Regulators Issue Joint Warning on Frontier AI Cyber Risks to Financial Firms

On 15 May 2026, the Financial Conduct Authority (FCA), the Bank of England (BoE) and His Majesty's Treasury (HMT) published a joint statement setting out their expectations for how regulated firms and financial market infrastructures (FMIs) should respond to the escalating cyber risks posed by frontier artificial intelligence (AI) models.

The authorities warn that the cyber capabilities of current frontier AI models are already exceeding what a skilled practitioner could achieve, operating at significantly higher speed, greater scale and lower cost. If used maliciously, these capabilities amplify threats to firms' safety and soundness, to customers, to market integrity and to wider financial stability. Firms that have underinvested in cyber security fundamentals are expected to become progressively more exposed as models advance.

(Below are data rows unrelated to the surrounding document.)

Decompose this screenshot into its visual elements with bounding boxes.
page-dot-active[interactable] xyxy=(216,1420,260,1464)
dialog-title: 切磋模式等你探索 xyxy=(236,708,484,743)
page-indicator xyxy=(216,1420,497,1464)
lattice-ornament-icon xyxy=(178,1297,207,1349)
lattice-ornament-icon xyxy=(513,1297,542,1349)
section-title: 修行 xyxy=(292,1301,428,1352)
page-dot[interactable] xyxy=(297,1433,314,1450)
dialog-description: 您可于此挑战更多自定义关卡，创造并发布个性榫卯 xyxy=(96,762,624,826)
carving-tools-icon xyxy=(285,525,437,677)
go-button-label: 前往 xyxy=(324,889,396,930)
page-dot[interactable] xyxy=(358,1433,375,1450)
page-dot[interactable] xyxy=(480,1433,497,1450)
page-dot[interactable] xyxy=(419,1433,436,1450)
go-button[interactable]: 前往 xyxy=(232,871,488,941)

The statement identifies several domains in which firms should take active steps. Boards and senior management are expected to have a sufficient understanding of frontier AI risks to set strategic direction and oversee control functions, with investment, resourcing and insurance arrangements reflecting the emerging threat. End-of-life systems and those out of vendor support are flagged as areas of heightened exposure.

Firms are also expected to triage, risk assess and remediate vulnerabilities more quickly, more frequently and at scale, using automation where appropriate. Third-party and supply chain risks, including those arising from open-source software, must be actively identified, monitored and managed. On protection, the authorities point to access management, network security and data protection as essential controls, and encourage firms to consider AI-enabled defences capable of operating at the speed of AI-driven attacks.

Response and recovery capabilities should align with the effective practices on cyber resilience published by the BoE, the Prudential Regulation Authority (PRA) and the FCA in October 2025. The authorities will continue to monitor developments and engage with industry through the Cross Market Operational Resilience Group (CMORG).

Firms are encouraged to follow ongoing guidance from CMORG and the National Cyber Security Centre (NCSC), including the NCSC's recent publications on vulnerability patch waves and the use of AI models in vulnerability management.